Sunday, October 3, 2010


This weekend I was treated to another example of the extreme--yet unacknowledged--cognitive dissonance between the average Republican party member and that party's leaders and patrons.

Today I've been watching the Mormon church's 180th General Conference. As you should know, Mormons are overwhelmingly Republican, and Utah possibly the most conservative state in the union.

General Conference is a biannual telecast from Salt Lake City, in which a succession of church officials offer advice as to what Mormons should do and not do.

The current head of the church is President Monson. In his Sunday AM talk he quoted the Roman stoic philosopher Epictetus, saying basically that we shouldn't gripe about bad luck but should be grateful for good luck.

On the other hand, yesterday I listened to a PBS radio show called "This American Life"--an episode titled "Crybabies." Its prologue dealt with manufactured outrage, a staple of right wing politics (and of left wing politics, to be sure--but wielded far less effectively). Then the first chapter investigated why Wall Street's movers and shakers--almost uniformly Republican--feel exactly zero gratitude for we taxpayers bailing them out, such that while we deal with over 10% unemployment (more if you include underemployed and discouraged workers), Wall Streeters have enjoyed record profits and bonuses.

The Wall Street workers interviewed stated uniformly that their success was due entirely to their superior intelligence and drive--it had nothing whatsoever to do with any supposed bailout--and, moreover, that President Obama was out to destroy American Business, and they were promoting any and all efforts to demolish him.
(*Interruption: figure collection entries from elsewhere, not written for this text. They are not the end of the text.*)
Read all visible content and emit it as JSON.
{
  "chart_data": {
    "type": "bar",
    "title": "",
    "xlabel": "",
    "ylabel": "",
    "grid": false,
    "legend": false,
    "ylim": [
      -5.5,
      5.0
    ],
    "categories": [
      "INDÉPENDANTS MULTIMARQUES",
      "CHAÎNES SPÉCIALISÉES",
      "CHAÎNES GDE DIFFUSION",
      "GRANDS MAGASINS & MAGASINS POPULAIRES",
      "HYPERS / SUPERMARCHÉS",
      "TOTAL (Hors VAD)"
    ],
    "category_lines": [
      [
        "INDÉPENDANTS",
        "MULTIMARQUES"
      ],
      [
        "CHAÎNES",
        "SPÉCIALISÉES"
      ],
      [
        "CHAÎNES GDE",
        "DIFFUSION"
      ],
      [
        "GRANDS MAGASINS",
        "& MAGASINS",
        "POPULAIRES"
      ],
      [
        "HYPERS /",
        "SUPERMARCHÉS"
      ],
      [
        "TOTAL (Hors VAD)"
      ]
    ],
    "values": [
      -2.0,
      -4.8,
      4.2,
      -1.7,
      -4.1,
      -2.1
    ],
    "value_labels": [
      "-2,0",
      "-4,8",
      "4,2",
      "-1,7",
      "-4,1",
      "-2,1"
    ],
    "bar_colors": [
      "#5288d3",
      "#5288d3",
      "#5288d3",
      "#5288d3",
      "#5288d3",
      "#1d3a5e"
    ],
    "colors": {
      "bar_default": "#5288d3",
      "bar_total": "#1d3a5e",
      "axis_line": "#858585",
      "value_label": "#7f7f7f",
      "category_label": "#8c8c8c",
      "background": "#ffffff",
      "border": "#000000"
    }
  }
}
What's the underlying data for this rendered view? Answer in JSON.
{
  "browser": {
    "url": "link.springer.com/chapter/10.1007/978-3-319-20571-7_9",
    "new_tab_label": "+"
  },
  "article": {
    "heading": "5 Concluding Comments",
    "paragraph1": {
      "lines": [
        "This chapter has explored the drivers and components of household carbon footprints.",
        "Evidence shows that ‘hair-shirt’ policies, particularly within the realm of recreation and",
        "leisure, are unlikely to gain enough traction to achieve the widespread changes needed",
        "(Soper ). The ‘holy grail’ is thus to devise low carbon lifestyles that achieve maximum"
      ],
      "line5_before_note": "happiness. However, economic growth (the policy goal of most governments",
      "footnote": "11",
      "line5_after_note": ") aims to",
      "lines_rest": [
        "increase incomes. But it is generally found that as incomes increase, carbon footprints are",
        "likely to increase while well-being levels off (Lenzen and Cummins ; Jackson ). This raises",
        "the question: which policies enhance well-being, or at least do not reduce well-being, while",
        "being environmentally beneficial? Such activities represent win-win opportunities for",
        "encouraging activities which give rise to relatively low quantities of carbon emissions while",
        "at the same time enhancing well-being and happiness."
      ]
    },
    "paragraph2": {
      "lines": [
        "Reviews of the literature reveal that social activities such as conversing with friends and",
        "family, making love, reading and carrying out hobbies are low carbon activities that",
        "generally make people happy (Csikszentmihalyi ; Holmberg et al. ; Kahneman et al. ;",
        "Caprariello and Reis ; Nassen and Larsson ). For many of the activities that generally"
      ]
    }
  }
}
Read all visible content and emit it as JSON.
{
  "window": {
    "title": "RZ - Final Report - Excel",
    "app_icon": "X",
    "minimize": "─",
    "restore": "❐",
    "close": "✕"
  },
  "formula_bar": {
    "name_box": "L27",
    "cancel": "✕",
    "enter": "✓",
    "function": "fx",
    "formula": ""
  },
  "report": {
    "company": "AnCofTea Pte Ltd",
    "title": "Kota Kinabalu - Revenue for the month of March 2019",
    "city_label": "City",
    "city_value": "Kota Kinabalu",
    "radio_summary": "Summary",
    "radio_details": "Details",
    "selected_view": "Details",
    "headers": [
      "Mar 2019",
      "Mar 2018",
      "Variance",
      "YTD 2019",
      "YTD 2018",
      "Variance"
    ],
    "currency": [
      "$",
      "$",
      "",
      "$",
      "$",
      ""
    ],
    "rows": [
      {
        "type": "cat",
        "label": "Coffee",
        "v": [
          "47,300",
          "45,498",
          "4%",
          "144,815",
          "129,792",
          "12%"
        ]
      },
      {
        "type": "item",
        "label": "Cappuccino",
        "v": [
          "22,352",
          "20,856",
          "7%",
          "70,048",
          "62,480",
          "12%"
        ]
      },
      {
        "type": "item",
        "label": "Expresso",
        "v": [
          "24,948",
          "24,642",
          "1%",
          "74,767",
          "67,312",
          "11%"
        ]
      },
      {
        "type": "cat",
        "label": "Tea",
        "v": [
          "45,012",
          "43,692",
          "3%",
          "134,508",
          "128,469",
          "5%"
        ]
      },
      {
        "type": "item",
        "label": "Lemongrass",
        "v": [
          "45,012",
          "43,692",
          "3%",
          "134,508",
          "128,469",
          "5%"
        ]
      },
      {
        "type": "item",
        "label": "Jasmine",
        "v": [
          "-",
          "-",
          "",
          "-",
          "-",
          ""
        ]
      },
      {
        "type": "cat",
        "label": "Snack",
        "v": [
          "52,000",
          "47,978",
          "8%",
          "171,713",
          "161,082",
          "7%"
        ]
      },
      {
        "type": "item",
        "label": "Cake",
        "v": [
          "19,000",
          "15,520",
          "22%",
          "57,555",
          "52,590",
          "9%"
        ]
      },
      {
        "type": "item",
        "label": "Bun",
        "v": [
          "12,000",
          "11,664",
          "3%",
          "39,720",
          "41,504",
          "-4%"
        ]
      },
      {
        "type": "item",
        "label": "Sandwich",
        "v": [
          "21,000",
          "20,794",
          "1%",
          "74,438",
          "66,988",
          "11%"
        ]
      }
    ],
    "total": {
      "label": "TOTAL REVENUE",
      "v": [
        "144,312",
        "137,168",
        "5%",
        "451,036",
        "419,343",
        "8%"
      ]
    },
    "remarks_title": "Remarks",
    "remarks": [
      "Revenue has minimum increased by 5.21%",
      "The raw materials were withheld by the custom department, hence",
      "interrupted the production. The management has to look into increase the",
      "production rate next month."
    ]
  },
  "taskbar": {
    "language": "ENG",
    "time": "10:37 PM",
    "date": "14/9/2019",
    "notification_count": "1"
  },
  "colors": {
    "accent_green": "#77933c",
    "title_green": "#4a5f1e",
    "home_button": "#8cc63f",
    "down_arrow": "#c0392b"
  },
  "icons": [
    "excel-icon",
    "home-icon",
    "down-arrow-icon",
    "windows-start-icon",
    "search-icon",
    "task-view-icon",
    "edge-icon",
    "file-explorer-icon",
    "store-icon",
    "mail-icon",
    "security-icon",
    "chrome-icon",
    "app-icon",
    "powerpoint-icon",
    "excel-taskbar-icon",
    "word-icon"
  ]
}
The segment went on to note that the wealthy of Haiti had exactly the same attitude about Haiti's travails and the elites' successes.

It appears that the fabulously wealthy almost invariably ascribe their success to their genius--not luck or corporate welfare--and they were the quickest and loudest to protest if anyone did anything to reduce their profits by the slightest increment.

Hence Christ's comment about a rich man having the same chance of getting into heaven as a camel of getting through the eye of a needle.

Anyone can do a few minutes' research and find rich people who are the very souls of virtue, and who came by their fortunes honestly. But I'm making a sociological observation, and statistically I'm right.

Which takes me back to President Monson's talk. I know many Mormons who live by the precepts church leaders like him have laid down. Yet they vigorously support party leaders who have nothing but the heartiest contempt for them and their principles.

Why don't they demand that their political leaders live by the principles they themselves live by?